The Bridge to Take When Things Get Serious by Lori Jakiela

The Bridge to Take When Things Get Serious is Jakiela’s second memoir, this time about her return to her childhood home–one that had “paintings [that] were a matching set–two big-eyed moppets dressed as harlequins” and “a crucifix the size of a ham”–to care for her mother, who has a weak heart and other health problems. Jakiela is in her 30s, but she is a single woman who loves the impermanence of her previous life as a flight attendant. She has been married before–for 8 weeks–to a man whom her mother deems enormous in height. Much of the memoir is colored by Jakiela being the only child her of parents–and she is adopted. Jeanette Winterson claims that being an adopted child is like being a book that has the first chapter ripped out. Jakiela might not agree. She appears to want to keep moving so that she is impermanent, perhaps invisible. The easiest way to sum up this memoir is that Jakiela returns to take care of her ill mother and ends when the mother inevitably passes away. Perhaps it is her mother’s illness that makes Jakiela visible, that her mother is a woman who makes Jakiela responsible for her own life, and to live it.

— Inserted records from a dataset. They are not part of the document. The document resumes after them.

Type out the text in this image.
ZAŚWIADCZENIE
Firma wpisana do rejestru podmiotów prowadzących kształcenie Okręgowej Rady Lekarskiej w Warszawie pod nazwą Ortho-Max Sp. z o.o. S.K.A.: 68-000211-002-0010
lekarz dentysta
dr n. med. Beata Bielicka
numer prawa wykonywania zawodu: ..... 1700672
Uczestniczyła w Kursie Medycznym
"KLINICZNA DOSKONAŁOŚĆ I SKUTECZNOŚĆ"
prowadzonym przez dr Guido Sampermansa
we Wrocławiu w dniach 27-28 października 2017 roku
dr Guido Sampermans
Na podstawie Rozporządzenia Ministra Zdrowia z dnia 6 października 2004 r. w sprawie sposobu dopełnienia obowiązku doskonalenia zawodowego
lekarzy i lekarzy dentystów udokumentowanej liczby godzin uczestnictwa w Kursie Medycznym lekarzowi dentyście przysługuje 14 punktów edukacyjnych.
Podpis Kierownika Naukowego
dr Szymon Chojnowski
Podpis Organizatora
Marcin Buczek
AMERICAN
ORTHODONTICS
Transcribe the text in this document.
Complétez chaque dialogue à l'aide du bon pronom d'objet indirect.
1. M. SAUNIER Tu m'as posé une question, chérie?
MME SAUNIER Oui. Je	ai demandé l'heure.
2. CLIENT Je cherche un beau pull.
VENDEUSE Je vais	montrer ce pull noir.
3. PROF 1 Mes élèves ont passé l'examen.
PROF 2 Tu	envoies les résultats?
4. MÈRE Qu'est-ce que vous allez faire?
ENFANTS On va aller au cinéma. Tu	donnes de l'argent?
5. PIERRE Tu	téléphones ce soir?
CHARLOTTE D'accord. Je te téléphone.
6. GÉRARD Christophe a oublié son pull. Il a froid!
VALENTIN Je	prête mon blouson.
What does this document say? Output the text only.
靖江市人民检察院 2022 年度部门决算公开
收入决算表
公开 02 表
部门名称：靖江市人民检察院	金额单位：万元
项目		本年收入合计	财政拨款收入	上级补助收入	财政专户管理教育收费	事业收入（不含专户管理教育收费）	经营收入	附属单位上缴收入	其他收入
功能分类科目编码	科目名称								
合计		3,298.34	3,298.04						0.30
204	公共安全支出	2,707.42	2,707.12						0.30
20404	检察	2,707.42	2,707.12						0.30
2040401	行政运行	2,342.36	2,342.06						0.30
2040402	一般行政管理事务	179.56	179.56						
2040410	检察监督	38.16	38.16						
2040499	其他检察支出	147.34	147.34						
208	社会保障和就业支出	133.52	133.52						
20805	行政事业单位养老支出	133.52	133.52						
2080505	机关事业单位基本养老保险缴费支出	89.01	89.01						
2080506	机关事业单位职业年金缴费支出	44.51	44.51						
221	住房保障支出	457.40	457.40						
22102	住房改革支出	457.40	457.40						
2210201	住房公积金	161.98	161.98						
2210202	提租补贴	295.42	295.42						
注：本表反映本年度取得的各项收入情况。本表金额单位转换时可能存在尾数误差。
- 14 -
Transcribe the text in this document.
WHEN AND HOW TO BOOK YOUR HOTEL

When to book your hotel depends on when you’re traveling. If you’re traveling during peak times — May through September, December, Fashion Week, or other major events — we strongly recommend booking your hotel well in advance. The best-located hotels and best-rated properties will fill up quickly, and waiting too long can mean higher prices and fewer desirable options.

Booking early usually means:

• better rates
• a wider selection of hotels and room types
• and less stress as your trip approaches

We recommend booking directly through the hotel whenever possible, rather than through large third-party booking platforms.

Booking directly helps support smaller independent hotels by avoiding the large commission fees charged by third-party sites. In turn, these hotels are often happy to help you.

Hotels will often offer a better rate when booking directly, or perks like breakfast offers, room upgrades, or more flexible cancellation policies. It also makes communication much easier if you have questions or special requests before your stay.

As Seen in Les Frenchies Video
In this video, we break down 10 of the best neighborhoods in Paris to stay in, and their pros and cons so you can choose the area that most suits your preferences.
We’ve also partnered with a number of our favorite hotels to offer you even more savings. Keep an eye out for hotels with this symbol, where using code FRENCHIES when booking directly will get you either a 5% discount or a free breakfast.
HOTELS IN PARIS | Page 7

The first page of The Bridge shapes the way I read the whole book. Here, Jakiela describes her mother trying her best to keep from embarrassing her daughter, from coloring her hair to avoid looking like the “old mother,” to worrying that she won’t look smart in front of her daughter’s fellow faculty members at a dinner, to asking that no one come when she is sick. Jakiela responds, “My mother was smart. She was beautiful. It never occurred to me, no matter what, to be embarrassed of her. If I’d understood sooner, I like to think I would have tried to help. I like to think I would have told my mother all the good things she didn’t know about herself.” This simple, elegant beginning was enough to make my own heart tighten a bit, and I couldn’t wait to read on. I was surprised by a lot of what followed.

Near the first third of the book, Jakiela meets Dave Newman, whom her friend believes is perfect for the author. Dave Newman is a writer, too, one I reviewed before, oddly enough. I thought his book was fantastic, and so when I read that Jakiela’s Dave Newman was the same guy, it felt like someone tapping my shoulder when I thought no one was back there. There are many occasions that allow us to get a personal perspective of a writer, but two writers who are still alive and kicking in 2013 was uncanny and possibly one of my favorite aspects of the memoir (even when records of publication were used as tools of hurt/insult). The back of the book spoils it for us: Jakiela is married to Newman and they have two children; however, seeing how these two strong personalities come together and where Jakiela would decide to end her book kept me up reading long after my own husband had fallen asleep in bed next to me.

When Jakiela discovers she is pregnant with Newman’s child (despite using birth control) the two marry almost immediately. The celebration dinner that follows, which includes Jakiela, her mother, her aunt Thelma, and Newman, is like a funeral to the mother: “[My mother] would light me on fire if she could….There’s only so much a child can change for a mother. There are only so many ways to reinvent yourself before you have to own your life.”

While Jakiela’s mother almost seems out to torture her daughter–telling her she has a fat ass when she is pregnant, telling Jakiela she would never have gone out in public if she was pregnant and looked like her daughter, asking Jakiela to move out when Jakiela’s moved in to care for the ill mother–she’s also a smart woman who is right much of the time. A retired nurse, the mother has answers to medical questions about Jakiela’s and Newman’s baby when he is very sick, the same answers the doctors give. It’s impossible to “pick sides,” as if were are allowed to do so in life. Throughout it all, Jakiela is always faithful, always adapting to what life throws at her (she never ends up on that bridge one might take when things get serious). She never cuts off her mother completely, nor does she ever stop loving her.

Life is hectic and fast-paced in this book. The short chapters make it nearly impossible to want to stop (what happens next? and next? and next?). Far from gimmicky, the short chapters actually make this a memoir told in flashes (some a paragraph, some a few pages). While a reader must understand what’s come before to know what she is reading, the chapters stand alone in imagery, tone, and mood. One might be a flashback or a description of a moment or feeling. It might be a piece of what happened overall, a scene, but each is a beautifully crafted gem that demonstrates Jakiela’s skills as a writer.

I devoured this memoir, though I feel like I should have slowed down to appreciate Jakiela’s life more. Really, though, I don’t think she would want me to. The book contains a time period of immense change and great conflict, but also love, personal development, and a chance to learn about others.

I want to thank Lori Jakiela for sending me this book for review and look forward to reading more of her work!